MENGHUJAT PENYELAMAT, MENJILAT PENGKHIANAT
Bangsa Indonesia seringkali abai pada hal paling mendasar dalam perjalanan sejarahnya. Siapa yang benar-benar menjaga agar rumah besar bernama Indonesia tetap berdiri kokoh ketika badai datang.
Tragedi Agustus 2025 adalah salah satu ujian paling berat, di mana riak yang dipancarkan hampir berubah menjadi gelombang besar yang dapat mengguncang legitimasi pemerintahan Presiden Prabowo dan merusak sendi-sendi stabilitas nasional.
Pada saat krusial itulah Polri berdiri di garis depan, membendung arus kekacauan, menjaga agar api kemarahan tidak membakar habis fondasi negara, dan memastikan pemerintahan tetap berjalan tanpa kehilangan kendali.
Namun ironisnya, bangsa ini justru melupakannya dan memilih narasi sempit yang mereduksi peran Polri menjadi sekadar “gagal” dikarenakan ada nyawa melayang.
Tidak ada yang menafikan, tewasnya seorang pengemudi ojek online adalah luka.
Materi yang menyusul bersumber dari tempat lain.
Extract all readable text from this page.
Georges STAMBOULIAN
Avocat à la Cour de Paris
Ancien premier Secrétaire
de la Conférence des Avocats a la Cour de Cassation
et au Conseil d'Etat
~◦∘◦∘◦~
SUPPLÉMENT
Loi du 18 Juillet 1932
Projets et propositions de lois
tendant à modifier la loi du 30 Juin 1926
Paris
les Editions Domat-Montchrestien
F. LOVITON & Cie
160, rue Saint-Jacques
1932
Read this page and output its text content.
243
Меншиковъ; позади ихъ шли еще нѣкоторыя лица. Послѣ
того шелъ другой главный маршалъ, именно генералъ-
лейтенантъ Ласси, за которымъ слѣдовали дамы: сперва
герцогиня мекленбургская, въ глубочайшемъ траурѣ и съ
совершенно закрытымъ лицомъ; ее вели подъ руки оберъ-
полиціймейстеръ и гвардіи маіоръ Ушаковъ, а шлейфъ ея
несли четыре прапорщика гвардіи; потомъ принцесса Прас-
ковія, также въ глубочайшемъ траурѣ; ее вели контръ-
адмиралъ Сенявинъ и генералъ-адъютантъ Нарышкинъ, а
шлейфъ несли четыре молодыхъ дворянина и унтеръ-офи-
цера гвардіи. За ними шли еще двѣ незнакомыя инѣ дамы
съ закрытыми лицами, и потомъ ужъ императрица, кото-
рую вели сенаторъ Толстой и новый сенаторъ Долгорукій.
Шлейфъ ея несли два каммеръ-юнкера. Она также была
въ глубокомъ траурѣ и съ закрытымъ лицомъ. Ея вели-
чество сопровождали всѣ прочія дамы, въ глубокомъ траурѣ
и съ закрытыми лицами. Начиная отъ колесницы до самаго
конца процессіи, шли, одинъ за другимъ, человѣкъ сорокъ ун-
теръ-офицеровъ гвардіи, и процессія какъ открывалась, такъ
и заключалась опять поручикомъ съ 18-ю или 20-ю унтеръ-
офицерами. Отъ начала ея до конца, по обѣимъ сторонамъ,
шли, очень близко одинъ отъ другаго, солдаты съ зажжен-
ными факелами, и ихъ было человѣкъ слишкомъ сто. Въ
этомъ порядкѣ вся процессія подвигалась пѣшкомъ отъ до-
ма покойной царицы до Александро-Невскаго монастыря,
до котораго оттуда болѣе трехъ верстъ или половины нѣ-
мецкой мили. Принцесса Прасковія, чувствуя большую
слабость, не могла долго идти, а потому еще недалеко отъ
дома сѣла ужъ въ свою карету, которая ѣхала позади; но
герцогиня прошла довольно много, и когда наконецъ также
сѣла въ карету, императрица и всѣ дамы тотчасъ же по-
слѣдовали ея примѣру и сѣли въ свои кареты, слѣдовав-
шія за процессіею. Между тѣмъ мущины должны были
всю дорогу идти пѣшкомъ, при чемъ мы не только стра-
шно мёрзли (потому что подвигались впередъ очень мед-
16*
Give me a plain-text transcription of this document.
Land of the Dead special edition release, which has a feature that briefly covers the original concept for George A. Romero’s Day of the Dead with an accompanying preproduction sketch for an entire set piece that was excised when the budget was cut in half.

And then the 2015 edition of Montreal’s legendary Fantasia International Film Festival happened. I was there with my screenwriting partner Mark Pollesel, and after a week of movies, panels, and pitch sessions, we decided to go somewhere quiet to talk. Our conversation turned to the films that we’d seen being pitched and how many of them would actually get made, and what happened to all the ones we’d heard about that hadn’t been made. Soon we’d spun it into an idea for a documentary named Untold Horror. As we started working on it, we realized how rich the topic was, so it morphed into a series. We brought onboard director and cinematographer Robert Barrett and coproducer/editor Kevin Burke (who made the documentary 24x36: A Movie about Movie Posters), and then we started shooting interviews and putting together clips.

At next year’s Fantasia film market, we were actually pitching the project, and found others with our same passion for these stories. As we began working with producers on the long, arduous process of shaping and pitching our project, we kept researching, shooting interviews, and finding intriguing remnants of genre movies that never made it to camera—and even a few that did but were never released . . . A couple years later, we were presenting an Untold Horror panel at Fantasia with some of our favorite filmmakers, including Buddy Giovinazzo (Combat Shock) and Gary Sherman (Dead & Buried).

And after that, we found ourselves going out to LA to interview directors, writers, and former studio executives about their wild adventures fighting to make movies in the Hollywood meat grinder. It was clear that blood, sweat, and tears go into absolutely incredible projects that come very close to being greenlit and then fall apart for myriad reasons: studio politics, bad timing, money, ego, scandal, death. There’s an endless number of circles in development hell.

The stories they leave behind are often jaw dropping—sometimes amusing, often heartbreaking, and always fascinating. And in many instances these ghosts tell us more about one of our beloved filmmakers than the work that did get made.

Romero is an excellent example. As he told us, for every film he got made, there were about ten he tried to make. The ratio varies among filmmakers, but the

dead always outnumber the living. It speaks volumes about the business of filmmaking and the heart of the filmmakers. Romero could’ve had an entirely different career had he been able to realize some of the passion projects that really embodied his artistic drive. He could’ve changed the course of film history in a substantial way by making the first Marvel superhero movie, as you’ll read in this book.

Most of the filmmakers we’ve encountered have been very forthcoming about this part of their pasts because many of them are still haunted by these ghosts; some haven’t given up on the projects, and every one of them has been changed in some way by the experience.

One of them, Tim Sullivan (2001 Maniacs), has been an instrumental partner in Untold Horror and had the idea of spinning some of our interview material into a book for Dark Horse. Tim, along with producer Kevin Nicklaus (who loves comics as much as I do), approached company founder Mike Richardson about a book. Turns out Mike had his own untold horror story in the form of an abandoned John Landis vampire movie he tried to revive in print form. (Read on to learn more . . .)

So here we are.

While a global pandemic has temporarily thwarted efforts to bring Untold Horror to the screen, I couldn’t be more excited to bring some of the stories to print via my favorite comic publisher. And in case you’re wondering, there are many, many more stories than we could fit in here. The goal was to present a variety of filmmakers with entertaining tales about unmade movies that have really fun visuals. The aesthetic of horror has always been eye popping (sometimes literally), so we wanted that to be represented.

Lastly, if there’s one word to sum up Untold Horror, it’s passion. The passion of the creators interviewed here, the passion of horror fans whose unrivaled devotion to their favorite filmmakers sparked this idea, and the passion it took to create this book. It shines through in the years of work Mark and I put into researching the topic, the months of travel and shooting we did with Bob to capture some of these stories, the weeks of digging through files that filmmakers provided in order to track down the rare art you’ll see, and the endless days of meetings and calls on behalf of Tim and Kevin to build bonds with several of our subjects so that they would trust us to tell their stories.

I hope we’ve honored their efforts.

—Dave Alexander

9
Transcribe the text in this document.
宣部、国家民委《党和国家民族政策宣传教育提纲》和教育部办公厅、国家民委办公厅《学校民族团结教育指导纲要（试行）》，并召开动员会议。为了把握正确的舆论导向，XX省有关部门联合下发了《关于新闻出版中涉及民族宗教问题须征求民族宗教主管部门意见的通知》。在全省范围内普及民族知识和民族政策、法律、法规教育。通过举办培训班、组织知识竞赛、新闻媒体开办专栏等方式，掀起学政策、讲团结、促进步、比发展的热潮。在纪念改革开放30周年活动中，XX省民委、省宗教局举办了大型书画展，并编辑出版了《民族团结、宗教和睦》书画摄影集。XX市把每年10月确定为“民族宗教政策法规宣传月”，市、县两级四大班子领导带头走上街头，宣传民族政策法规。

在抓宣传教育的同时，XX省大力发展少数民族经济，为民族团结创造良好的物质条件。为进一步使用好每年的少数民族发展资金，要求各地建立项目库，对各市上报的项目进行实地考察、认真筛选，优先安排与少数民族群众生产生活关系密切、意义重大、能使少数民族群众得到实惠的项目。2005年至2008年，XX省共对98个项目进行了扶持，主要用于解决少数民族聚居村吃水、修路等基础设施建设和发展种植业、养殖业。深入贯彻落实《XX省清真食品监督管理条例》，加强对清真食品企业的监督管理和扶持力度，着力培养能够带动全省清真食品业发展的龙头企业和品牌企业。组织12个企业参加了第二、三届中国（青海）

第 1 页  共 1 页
Sebuah tragedi yang memang tidak seharusnya terjadi. Tetapi apakah sebuah institusi yang menahan keruntuhan negara layak dihakimi hanya dari satu titik peristiwa, sementara ratusan titik berhasil dalam meredam amuk massa diabaikan begitu saja?
Apakah adil jika mengorbankan ribuan anggota Polri yang berjaga siang-malam, yang menghadang provokator hingga mempertaruhkan nyawa, disapu bersih oleh satu narasi bahwa mereka gagal? Di tengah kompleksitas tragedi yang melibatkan dugaan intervensi pihak eksternal, Polri justru dijadikan kambing hitam seolah-olah mereka penyebab, bukan penyelamat.
Lebih menyakitkan lagi, alih-alih mengucapkan terima kasih, justru muncul tuntutan politik yang ingin mengganti Kapolri, bahkan wacana “reformasi Polri” yang berpotensi menempatkan kepolisian di bawah kementerian tertentu.
Ini berpotensi bahaya. Sebab sejarah sudah membuktikan, Polri yang dikungkung di bawah kementerian adalah Polri yang kehilangan independensinya, yang tidak lagi bisa berdiri tegak sebagai pengayom masyarakat, melainkan hanya menjadi kepanjangan tangan politik.
Mereka yang melontarkan wacana tersebut lupa bahwa stabilitas yang mereka nikmati hari ini, pasca tragedi Agustus 2025, berdiri di atas keringat dan darah institusi yang mereka hina.
Bangsa ini perlu berpikir: kepada siapa kita berterima kasih ketika riak tidak menjelma menjadi gelombang besar yang merobohkan pemerintahan sah? Kepada siapa kita berterima kasih ketika keamanan nasional tetap terjaga di tengah hasutan yang berusaha memecah belah? Jawabannya jelas: Polri.
Maka jika bangsa ini memilih mengabaikan pengorbanan itu, bukan hanya Polri yang dilecehkan, melainkan juga martabat negara yang dipertaruhkan. Sudah saatnya Indonesia bersikap jujur pada sejarahnya sendiri. Polri bukan kambing hitam, melainkan perisai terdepan yang memastikan republik ini tetap berdiri.
Maka izinkan satu pertanyaan terakhir menggema di ruang batin bangsa ini: apa jadinya Indonesia tanpa Polri di garis terdepan tragedi Agustus 2025? Apakah pemerintahan Prabowo akan tetap tegak, atau malah runtuh karena provokasi? Apakah rakyat akan bisa kembali bekerja dengan tenang, atau malah terjebak dalam ketakutan tanpa ujung?
Sejarah sudah menjawabnya dengan jelas. Indonesia selamat karena Polri berdiri. Jika bangsa ini menutup mata, menolak memberi apresiasi, dan justru menekan Polri dengan berbagai tuntutan, maka bangsa ini sedang menggali lubang bagi dirinya sendiri.
Kita terlalu murah hati memberi panggung kepada provokator, tapi terlalu pelit memberi hormat kepada penjaga republik. Sudah waktunya bangsa ini berterima kasih, karena tanpa Polri, mungkin yang tersisa hari ini hanyalah puing-puing kehancuran dan ketakutan.